我有一个时间序列索引,几乎没有变量和湿度读数。我已经训练了一个ML模型来基于X,Y和Z预测湿度值。现在,当我使用pickle加载保存的模型时,我想使用X,Y和Z填充湿度缺失值。但是,应该考虑一下X,Y和Z本身不应该丢失的事实。
Time X Y Z Humidity
1/2/2017 13:00 31 22 21 48
1/2/2017 14:00 NaN 12 NaN NaN
1/2/2017 15:00 25 55 33 NaN
在此示例中,将使用模型填充最后一行湿度。由于模型X和Z也缺失,因此模型不应预测第二行。
到目前为止,我已经尝试过了:
with open('model_pickle','rb') as f:
mp = pickle.load(f)
for i, value in enumerate(df['Humidity'].values):
if np.isnan(value):
df['Humidity'][i] = mp.predict(df['X'][i],df['Y'][i],df['Z'][i])
这给了我一个错误“ predict()从2到5个位置参数,但给了6个位置参数”,并且我没有考虑X,Y和Z列值。以下是我用来训练模型并将其保存到文件中的代码:
df = df.dropna()
dfTest = df.loc['2017-01-01':'2019-02-28']
dfTrain = df.loc['2019-03-01':'2019-03-18']

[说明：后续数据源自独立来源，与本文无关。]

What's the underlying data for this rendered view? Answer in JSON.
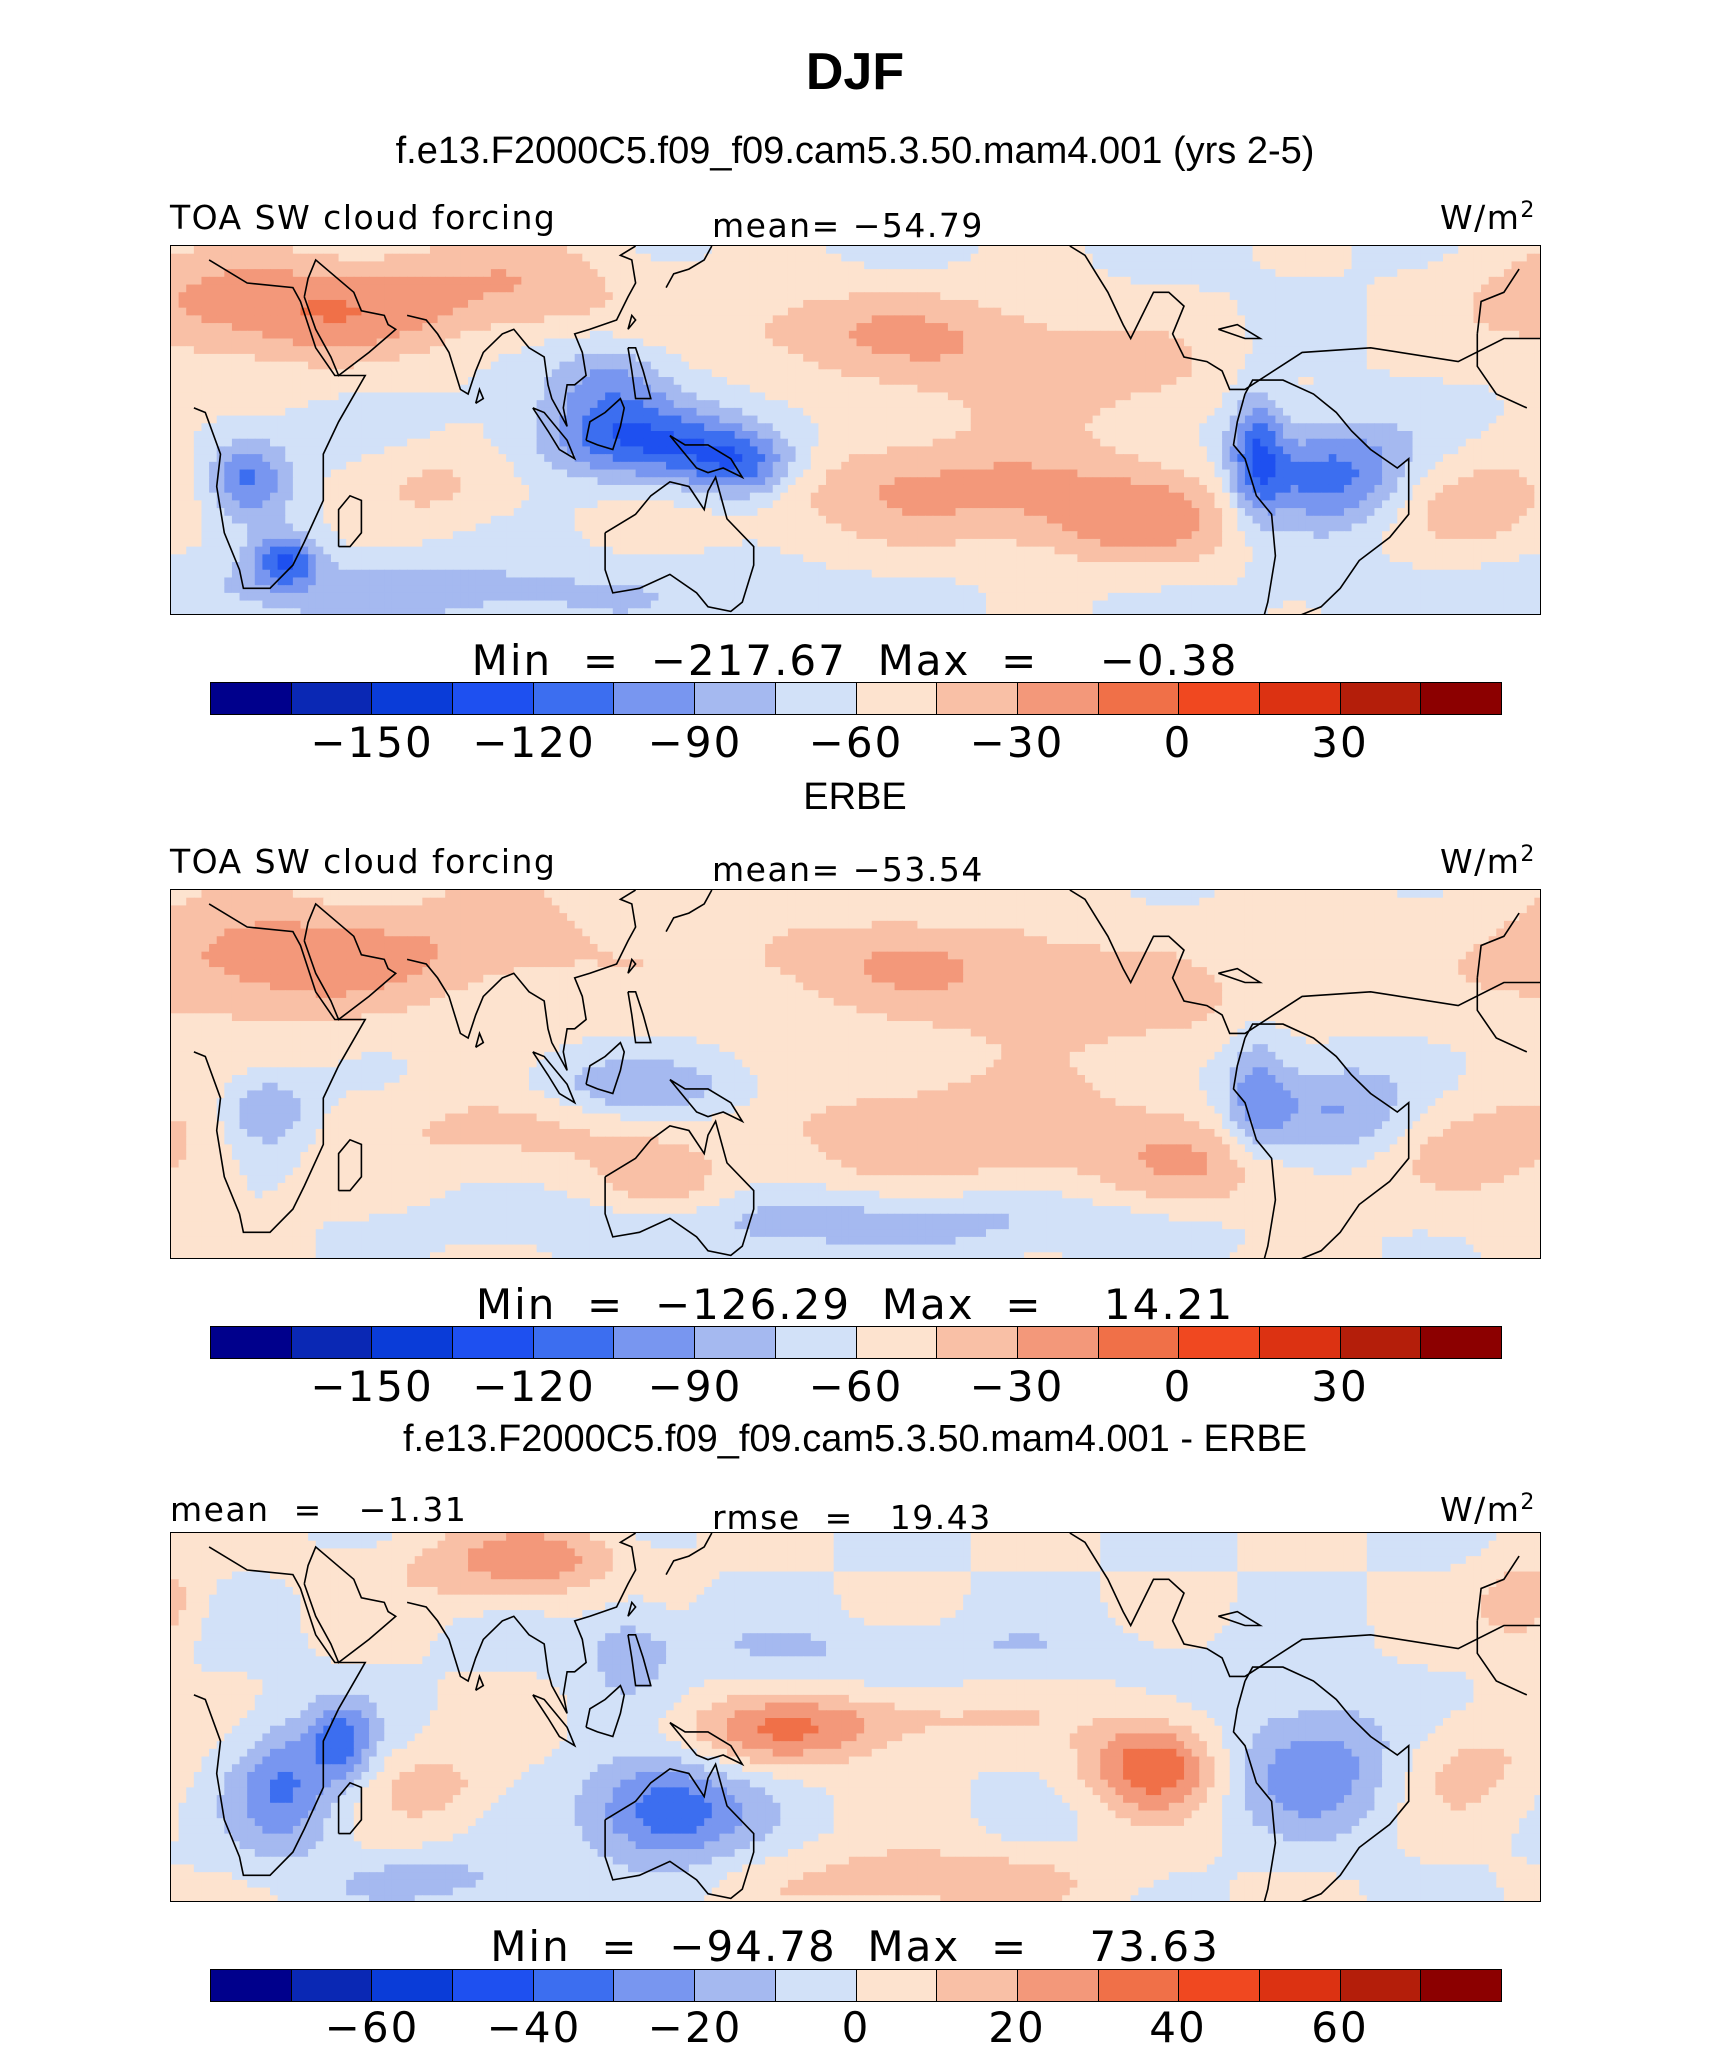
{
  "title": "DJF",
  "panels": [
    {
      "subtitle": "f.e13.F2000C5.f09_f09.cam5.3.50.mam4.001 (yrs 2-5)",
      "left_label": "TOA SW cloud forcing",
      "center_label": "mean= −54.79",
      "units": "W/m",
      "units_sup": "2",
      "minmax": "Min  =  −217.67  Max  =    −0.38",
      "tick_labels": [
        "−150",
        "−120",
        "−90",
        "−60",
        "−30",
        "0",
        "30"
      ],
      "map_field": "model"
    },
    {
      "subtitle": "ERBE",
      "left_label": "TOA SW cloud forcing",
      "center_label": "mean= −53.54",
      "units": "W/m",
      "units_sup": "2",
      "minmax": "Min  =  −126.29  Max  =    14.21",
      "tick_labels": [
        "−150",
        "−120",
        "−90",
        "−60",
        "−30",
        "0",
        "30"
      ],
      "map_field": "obs"
    },
    {
      "subtitle": "f.e13.F2000C5.f09_f09.cam5.3.50.mam4.001 - ERBE",
      "left_label": "mean  =   −1.31",
      "center_label": "rmse  =   19.43",
      "units": "W/m",
      "units_sup": "2",
      "minmax": "Min  =  −94.78  Max  =    73.63",
      "tick_labels": [
        "−60",
        "−40",
        "−20",
        "0",
        "20",
        "40",
        "60"
      ],
      "map_field": "diff"
    }
  ],
  "colorbar_colors": [
    "#00008c",
    "#0a28b4",
    "#0a3cd8",
    "#1e50f0",
    "#3c6ef0",
    "#7896f0",
    "#a5b9f0",
    "#d2e1f8",
    "#fde3cf",
    "#f9c0a6",
    "#f3987a",
    "#f07048",
    "#f04820",
    "#dc3212",
    "#b41e0a",
    "#8c0000"
  ]
}
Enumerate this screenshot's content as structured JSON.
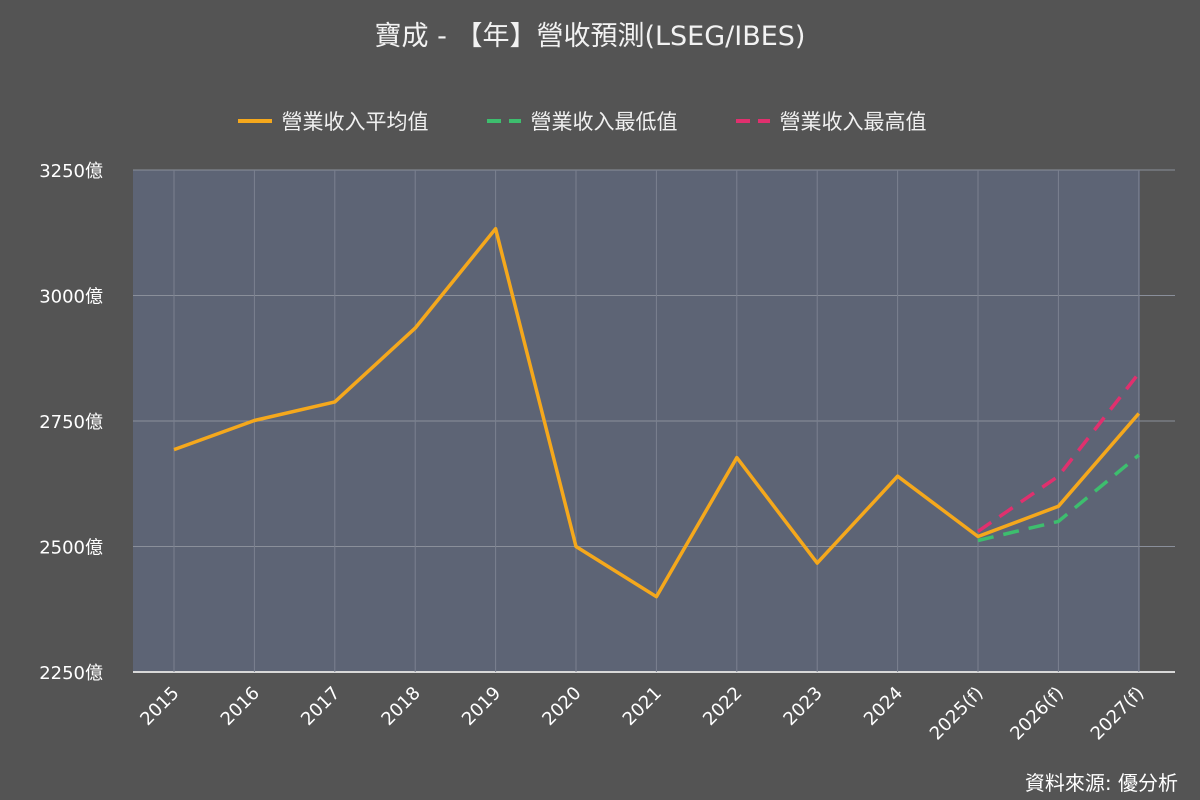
{
  "source_label": "資料來源: 優分析",
  "chart_data": {
    "type": "line",
    "title": "寶成 - 【年】營收預測(LSEG/IBES)",
    "xlabel": "",
    "ylabel": "",
    "categories": [
      "2015",
      "2016",
      "2017",
      "2018",
      "2019",
      "2020",
      "2021",
      "2022",
      "2023",
      "2024",
      "2025(f)",
      "2026(f)",
      "2027(f)"
    ],
    "ylim": [
      2250,
      3250
    ],
    "yticks": [
      2250,
      2500,
      2750,
      3000,
      3250
    ],
    "ytick_suffix": "億",
    "grid": true,
    "legend_position": "top-center",
    "series": [
      {
        "name": "營業收入平均值",
        "color": "#F5A81C",
        "dashed": false,
        "values": [
          2693,
          2751,
          2788,
          2935,
          3133,
          2500,
          2400,
          2677,
          2467,
          2640,
          2520,
          2580,
          2765
        ]
      },
      {
        "name": "營業收入最低值",
        "color": "#3DBE6E",
        "dashed": true,
        "values": [
          null,
          null,
          null,
          null,
          null,
          null,
          null,
          null,
          null,
          null,
          2512,
          2550,
          2682
        ]
      },
      {
        "name": "營業收入最高值",
        "color": "#E0306E",
        "dashed": true,
        "values": [
          null,
          null,
          null,
          null,
          null,
          null,
          null,
          null,
          null,
          null,
          2530,
          2640,
          2845
        ]
      }
    ]
  }
}
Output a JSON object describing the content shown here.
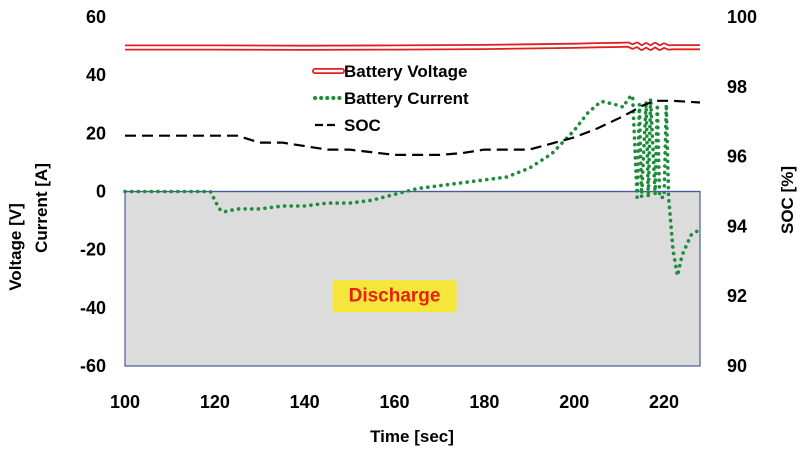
{
  "chart_data": {
    "type": "line",
    "xlabel": "Time [sec]",
    "ylabel_left": [
      "Voltage [V]",
      "Current [A]"
    ],
    "ylabel_right": "SOC [%]",
    "xlim": [
      100,
      228
    ],
    "ylim_left": [
      -60,
      60
    ],
    "ylim_right": [
      90,
      100
    ],
    "x_ticks": [
      "100",
      "120",
      "140",
      "160",
      "180",
      "200",
      "220"
    ],
    "y_left_ticks": [
      "-60",
      "-40",
      "-20",
      "0",
      "20",
      "40",
      "60"
    ],
    "y_right_ticks": [
      "90",
      "92",
      "94",
      "96",
      "98",
      "100"
    ],
    "grid": false,
    "legend_position": "top-center",
    "annotation": {
      "text": "Discharge",
      "x": 160,
      "y": -36,
      "color": "#e8200c",
      "background": "#f5e63c"
    },
    "discharge_region": {
      "y_from": 0,
      "y_to": -60,
      "color": "#dcdcdc"
    },
    "series": [
      {
        "name": "Battery Voltage",
        "axis": "left",
        "style": "double-line",
        "color": "#e02020",
        "x": [
          100,
          120,
          140,
          160,
          180,
          200,
          205,
          210,
          212,
          213,
          214,
          215,
          216,
          217,
          218,
          219,
          220,
          221,
          222,
          228
        ],
        "y": [
          49.5,
          49.5,
          49.4,
          49.5,
          49.7,
          50.1,
          50.3,
          50.4,
          50.5,
          49.8,
          50.5,
          49.4,
          50.3,
          49.4,
          50.4,
          49.4,
          50.2,
          49.5,
          49.6,
          49.6
        ]
      },
      {
        "name": "Battery Current",
        "axis": "left",
        "style": "dotted",
        "color": "#1e8c3a",
        "x": [
          100,
          105,
          110,
          115,
          119,
          120,
          121,
          122,
          125,
          130,
          135,
          140,
          145,
          150,
          155,
          160,
          165,
          170,
          175,
          180,
          185,
          190,
          195,
          200,
          203,
          206,
          209,
          211,
          212,
          213,
          214,
          214.5,
          215,
          216,
          216.5,
          217,
          218,
          218.5,
          219,
          220,
          220.5,
          221,
          222,
          223,
          224,
          226,
          228
        ],
        "y": [
          0,
          0,
          0,
          0,
          0,
          -3,
          -6,
          -7,
          -6,
          -6,
          -5,
          -5,
          -4,
          -4,
          -3,
          -1,
          1,
          2,
          3,
          4,
          5,
          8,
          13,
          21,
          27,
          31,
          30,
          29,
          32,
          33,
          -2,
          30,
          -2,
          31,
          -2,
          32,
          -1,
          30,
          -2,
          -2,
          30,
          -2,
          -20,
          -29,
          -22,
          -15,
          -13
        ]
      },
      {
        "name": "SOC",
        "axis": "right",
        "style": "dashed",
        "color": "#000000",
        "x": [
          100,
          125,
          130,
          135,
          140,
          145,
          150,
          160,
          170,
          175,
          180,
          190,
          200,
          205,
          210,
          213,
          215,
          218,
          222,
          228
        ],
        "y": [
          96.6,
          96.6,
          96.4,
          96.4,
          96.3,
          96.2,
          96.2,
          96.05,
          96.05,
          96.1,
          96.2,
          96.2,
          96.55,
          96.8,
          97.1,
          97.3,
          97.45,
          97.6,
          97.6,
          97.55
        ]
      }
    ]
  }
}
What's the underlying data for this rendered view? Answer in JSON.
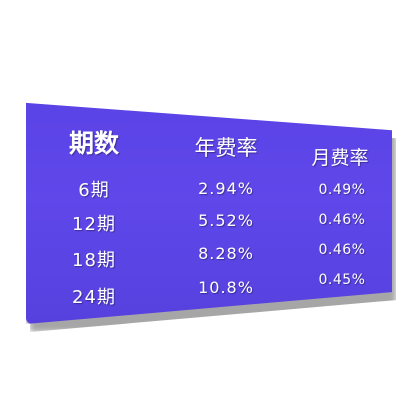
{
  "table": {
    "headers": [
      "期数",
      "年费率",
      "月费率"
    ],
    "rows": [
      [
        "6期",
        "2.94%",
        "0.49%"
      ],
      [
        "12期",
        "5.52%",
        "0.46%"
      ],
      [
        "18期",
        "8.28%",
        "0.46%"
      ],
      [
        "24期",
        "10.8%",
        "0.45%"
      ]
    ]
  },
  "colors": {
    "panel": "#5a43e6",
    "text": "#ffffff"
  }
}
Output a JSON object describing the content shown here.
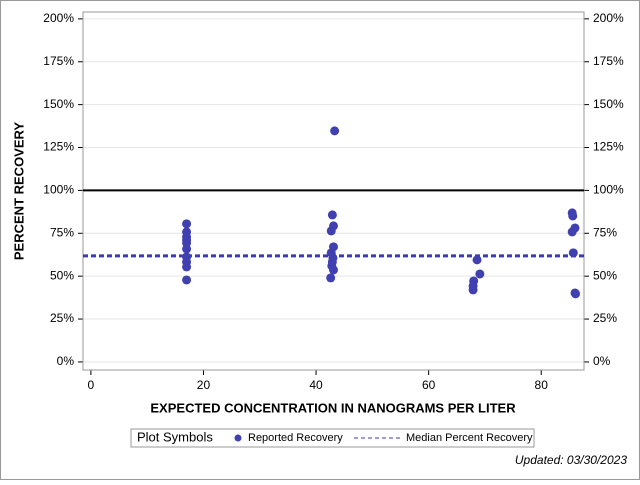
{
  "chart_data": {
    "type": "scatter",
    "x_label": "EXPECTED CONCENTRATION IN NANOGRAMS PER LITER",
    "y_label": "PERCENT RECOVERY",
    "xlim": [
      -1.4,
      87.6
    ],
    "xticks": [
      0,
      20,
      40,
      60,
      80
    ],
    "ylim": [
      -4.7,
      204
    ],
    "yticks": [
      {
        "value": 0,
        "label": "0%"
      },
      {
        "value": 25,
        "label": "25%"
      },
      {
        "value": 50,
        "label": "50%"
      },
      {
        "value": 75,
        "label": "75%"
      },
      {
        "value": 100,
        "label": "100%"
      },
      {
        "value": 125,
        "label": "125%"
      },
      {
        "value": 150,
        "label": "150%"
      },
      {
        "value": 175,
        "label": "175%"
      },
      {
        "value": 200,
        "label": "200%"
      }
    ],
    "y2lim": [
      -4.7,
      204
    ],
    "y2ticks": [
      {
        "value": 0,
        "label": "0%"
      },
      {
        "value": 25,
        "label": "25%"
      },
      {
        "value": 50,
        "label": "50%"
      },
      {
        "value": 75,
        "label": "75%"
      },
      {
        "value": 100,
        "label": "100%"
      },
      {
        "value": 125,
        "label": "125%"
      },
      {
        "value": 150,
        "label": "150%"
      },
      {
        "value": 175,
        "label": "175%"
      },
      {
        "value": 200,
        "label": "200%"
      }
    ],
    "grid": true,
    "series": [
      {
        "name": "Reported Recovery",
        "color": "#4040b0",
        "x": [
          17,
          17,
          17,
          17,
          17,
          17,
          17,
          17,
          17,
          17,
          43.3,
          42.9,
          43.1,
          42.7,
          43.1,
          42.7,
          43.0,
          42.9,
          42.8,
          43.1,
          42.6,
          68.6,
          69.1,
          68.0,
          67.9,
          67.9,
          85.5,
          85.6,
          86.0,
          85.5,
          85.7,
          86.0,
          86.1
        ],
        "values": [
          80.5,
          75.8,
          72.9,
          71.1,
          69.4,
          65.9,
          61.2,
          58.3,
          55.4,
          47.8,
          134.7,
          85.7,
          79.3,
          76.4,
          67.1,
          63.6,
          60.6,
          58.3,
          56,
          53.6,
          49,
          59.5,
          51.3,
          47.2,
          44.3,
          42,
          86.9,
          85.1,
          78.1,
          75.8,
          63.6,
          40.2,
          39.7
        ]
      }
    ],
    "reference_line": {
      "value": 100,
      "color": "#000000"
    },
    "median_line": {
      "name": "Median Percent Recovery",
      "value": 61.8,
      "color": "#3b3bb0"
    },
    "legend_title": "Plot Symbols",
    "footnote": "Updated: 03/30/2023"
  }
}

features = [ 'X', 'Y', 'Z']
train_X = dfTrain[features]
train_y = dfTrain.Humidity
test_X = dfTest[features]
test_y = dfTest.Humidity
model = xgb.XGBRegressor(max_depth=10,learning_rate=0.07)
model.fit(train_X,train_y)
predXGB = model.predict(test_X)
mae = mean_absolute_error(predXGB,test_y)
import pickle
with open('model_pickle','wb') as f:
pickle.dump(model,f)
在训练和保存模型期间,我没有任何错误。
为了进行预测,由于您要确保拥有所有X,Y,Z值,因此可以这样做,
df = df.dropna(subset = ["X", "Y", "Z"])
现在,您可以预测其余有效示例的值,如下所示:
# where features = ["X", "Y", "Z"]
df['Humidity'] = mp.predict(df[features])
mp.predict将返回所有行的预测,因此无需进行迭代预测。
编辑:。
为了进行推断,假设您有一个dataframe df
,可以做到,
# Get rows with missing Humidity where it can be predicted.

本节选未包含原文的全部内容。